By the time the film gets to New York, you can see that Boon Jong Ho has been playing a long game. The eccentric scenes at the boardroom have been a distraction (and indeed, you suspect that they would have been cut in any Spielberg-modelled Hollywood film). The real emotional impact of the film comes during the scenes where An Seo Hyun tries to rescue Okja from the Mirando processing plant. Boon Jong Ho holds nothing back in the shock scenes of the pigs that we have regarded as cute throughout being slaughtered with bolts through the head and their carcasses being gutted and swung through the factory floor on pulleys. The scene where An Seo Hyun pleads with Tilda Swinton not to kill Okja is heart-rendering. It makes for a film that could hardly be a better commercial for the anti-meat eating lobby.
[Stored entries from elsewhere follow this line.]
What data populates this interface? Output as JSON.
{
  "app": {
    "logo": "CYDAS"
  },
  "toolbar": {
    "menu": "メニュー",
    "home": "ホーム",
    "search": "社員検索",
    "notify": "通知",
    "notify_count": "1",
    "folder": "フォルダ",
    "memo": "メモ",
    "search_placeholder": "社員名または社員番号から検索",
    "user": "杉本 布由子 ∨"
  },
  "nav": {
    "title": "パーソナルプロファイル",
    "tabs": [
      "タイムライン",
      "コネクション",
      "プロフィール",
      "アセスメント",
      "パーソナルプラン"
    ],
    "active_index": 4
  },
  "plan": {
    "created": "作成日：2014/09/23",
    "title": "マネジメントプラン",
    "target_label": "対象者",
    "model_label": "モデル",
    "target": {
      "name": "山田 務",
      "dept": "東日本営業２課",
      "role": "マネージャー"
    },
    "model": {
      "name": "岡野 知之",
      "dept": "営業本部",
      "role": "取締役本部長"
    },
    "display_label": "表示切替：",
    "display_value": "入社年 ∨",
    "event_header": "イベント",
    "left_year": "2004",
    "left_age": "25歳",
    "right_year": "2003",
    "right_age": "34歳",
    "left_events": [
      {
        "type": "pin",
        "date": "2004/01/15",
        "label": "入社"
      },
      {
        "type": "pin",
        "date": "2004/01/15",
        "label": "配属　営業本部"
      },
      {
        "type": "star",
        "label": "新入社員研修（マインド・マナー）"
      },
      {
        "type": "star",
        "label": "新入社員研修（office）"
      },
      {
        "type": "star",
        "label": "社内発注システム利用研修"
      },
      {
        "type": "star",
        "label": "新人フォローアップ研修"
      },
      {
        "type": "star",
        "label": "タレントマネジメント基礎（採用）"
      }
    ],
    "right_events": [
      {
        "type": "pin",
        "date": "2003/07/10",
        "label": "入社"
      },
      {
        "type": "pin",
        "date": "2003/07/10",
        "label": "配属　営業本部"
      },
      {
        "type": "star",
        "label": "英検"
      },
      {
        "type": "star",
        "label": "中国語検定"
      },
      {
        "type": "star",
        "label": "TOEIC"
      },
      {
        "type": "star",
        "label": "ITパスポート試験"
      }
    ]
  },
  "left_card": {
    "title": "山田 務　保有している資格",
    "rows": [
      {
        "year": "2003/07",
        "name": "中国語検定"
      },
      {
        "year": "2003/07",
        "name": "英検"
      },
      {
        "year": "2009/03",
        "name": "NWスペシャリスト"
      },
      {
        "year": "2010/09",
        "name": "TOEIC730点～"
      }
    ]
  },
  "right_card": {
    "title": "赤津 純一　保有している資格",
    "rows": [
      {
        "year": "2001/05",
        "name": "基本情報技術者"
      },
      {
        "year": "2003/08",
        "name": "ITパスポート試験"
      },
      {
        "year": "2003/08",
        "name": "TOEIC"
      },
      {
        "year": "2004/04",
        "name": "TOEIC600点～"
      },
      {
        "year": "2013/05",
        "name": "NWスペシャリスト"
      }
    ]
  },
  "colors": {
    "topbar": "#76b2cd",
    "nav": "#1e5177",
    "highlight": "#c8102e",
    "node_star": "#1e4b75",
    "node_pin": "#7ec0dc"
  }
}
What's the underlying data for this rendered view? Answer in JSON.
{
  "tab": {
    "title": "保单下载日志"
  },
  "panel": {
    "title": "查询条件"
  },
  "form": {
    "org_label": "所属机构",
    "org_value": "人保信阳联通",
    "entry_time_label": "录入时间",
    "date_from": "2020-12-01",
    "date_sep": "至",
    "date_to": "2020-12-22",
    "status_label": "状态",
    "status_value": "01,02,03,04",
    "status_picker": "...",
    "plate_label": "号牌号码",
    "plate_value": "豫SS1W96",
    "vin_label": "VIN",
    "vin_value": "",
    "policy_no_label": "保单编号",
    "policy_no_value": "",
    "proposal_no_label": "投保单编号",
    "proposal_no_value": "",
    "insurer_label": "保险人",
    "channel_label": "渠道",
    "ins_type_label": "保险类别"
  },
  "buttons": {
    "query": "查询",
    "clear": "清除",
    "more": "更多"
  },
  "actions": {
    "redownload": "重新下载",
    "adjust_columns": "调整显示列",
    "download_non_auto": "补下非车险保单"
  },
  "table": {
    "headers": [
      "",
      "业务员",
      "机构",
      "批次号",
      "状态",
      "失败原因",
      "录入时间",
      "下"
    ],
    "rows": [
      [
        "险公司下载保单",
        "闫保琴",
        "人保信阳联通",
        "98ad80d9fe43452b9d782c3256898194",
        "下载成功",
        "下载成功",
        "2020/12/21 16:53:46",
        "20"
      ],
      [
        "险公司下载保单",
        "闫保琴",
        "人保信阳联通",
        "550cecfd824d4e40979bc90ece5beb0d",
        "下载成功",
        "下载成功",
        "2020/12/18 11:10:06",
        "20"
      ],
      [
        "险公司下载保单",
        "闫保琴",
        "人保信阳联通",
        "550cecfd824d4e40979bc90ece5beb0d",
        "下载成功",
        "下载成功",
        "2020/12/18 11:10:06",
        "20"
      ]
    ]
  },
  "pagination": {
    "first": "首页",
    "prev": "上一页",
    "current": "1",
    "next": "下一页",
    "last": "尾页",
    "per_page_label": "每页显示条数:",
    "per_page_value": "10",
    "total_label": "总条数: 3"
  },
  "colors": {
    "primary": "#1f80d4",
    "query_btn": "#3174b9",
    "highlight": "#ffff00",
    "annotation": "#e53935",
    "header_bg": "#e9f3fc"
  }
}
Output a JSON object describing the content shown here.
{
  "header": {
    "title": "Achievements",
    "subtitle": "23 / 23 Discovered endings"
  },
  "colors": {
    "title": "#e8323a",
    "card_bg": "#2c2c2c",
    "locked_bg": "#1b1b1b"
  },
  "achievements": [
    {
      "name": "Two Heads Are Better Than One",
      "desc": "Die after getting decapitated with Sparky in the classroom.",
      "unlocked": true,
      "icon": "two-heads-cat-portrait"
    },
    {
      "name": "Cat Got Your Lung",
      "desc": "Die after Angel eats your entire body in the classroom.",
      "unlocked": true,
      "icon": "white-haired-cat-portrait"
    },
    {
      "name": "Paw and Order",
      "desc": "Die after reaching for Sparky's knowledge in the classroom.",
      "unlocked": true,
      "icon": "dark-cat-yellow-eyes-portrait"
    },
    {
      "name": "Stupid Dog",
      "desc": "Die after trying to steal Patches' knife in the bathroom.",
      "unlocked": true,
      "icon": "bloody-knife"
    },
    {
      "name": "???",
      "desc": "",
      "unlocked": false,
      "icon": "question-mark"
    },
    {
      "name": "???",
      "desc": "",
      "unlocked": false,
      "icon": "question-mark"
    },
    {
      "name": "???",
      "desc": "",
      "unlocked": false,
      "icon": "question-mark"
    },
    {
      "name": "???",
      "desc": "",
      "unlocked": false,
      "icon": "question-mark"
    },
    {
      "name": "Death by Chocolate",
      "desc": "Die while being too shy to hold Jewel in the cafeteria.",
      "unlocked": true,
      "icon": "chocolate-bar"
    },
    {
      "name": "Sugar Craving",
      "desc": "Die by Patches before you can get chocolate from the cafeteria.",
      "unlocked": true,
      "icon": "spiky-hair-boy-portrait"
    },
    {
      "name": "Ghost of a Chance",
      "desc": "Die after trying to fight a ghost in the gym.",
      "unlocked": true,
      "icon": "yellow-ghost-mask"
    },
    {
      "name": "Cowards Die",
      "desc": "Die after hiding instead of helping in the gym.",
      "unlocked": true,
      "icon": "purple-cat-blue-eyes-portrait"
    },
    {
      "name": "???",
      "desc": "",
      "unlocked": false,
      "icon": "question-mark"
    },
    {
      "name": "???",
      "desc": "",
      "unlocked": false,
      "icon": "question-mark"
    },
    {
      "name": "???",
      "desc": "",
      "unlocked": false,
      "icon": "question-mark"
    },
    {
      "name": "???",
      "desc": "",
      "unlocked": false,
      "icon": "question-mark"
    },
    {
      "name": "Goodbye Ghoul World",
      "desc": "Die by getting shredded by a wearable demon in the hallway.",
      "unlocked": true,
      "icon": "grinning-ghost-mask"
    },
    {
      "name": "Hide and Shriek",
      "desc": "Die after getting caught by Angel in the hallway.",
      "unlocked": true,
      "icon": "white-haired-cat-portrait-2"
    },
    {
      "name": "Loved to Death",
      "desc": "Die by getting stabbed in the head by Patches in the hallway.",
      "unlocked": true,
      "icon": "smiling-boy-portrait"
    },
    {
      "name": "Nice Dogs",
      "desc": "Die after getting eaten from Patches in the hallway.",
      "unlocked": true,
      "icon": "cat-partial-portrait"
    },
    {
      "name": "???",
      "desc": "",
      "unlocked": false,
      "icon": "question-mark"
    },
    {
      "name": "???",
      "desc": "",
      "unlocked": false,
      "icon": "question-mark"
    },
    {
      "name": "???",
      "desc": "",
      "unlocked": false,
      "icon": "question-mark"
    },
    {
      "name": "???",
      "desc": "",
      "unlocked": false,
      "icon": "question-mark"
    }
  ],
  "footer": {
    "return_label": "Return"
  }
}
One must also mention how Okja is brought to life with some exceptional creature effects. The Method Studios team do a flawless job in breathtaking detail such that you can easily forget you are watching a CGI creation. Okja will almost certainly be overlooked come awards season but Method’s work deserves not to be. The oddest aspect of the film is how pronunciation of the title creature seems to change depending on which language is being spoken – the Koreans refer to it as “ok-eea” as in Nokia, whereas the English-speakers refer to it as “ock-jar”.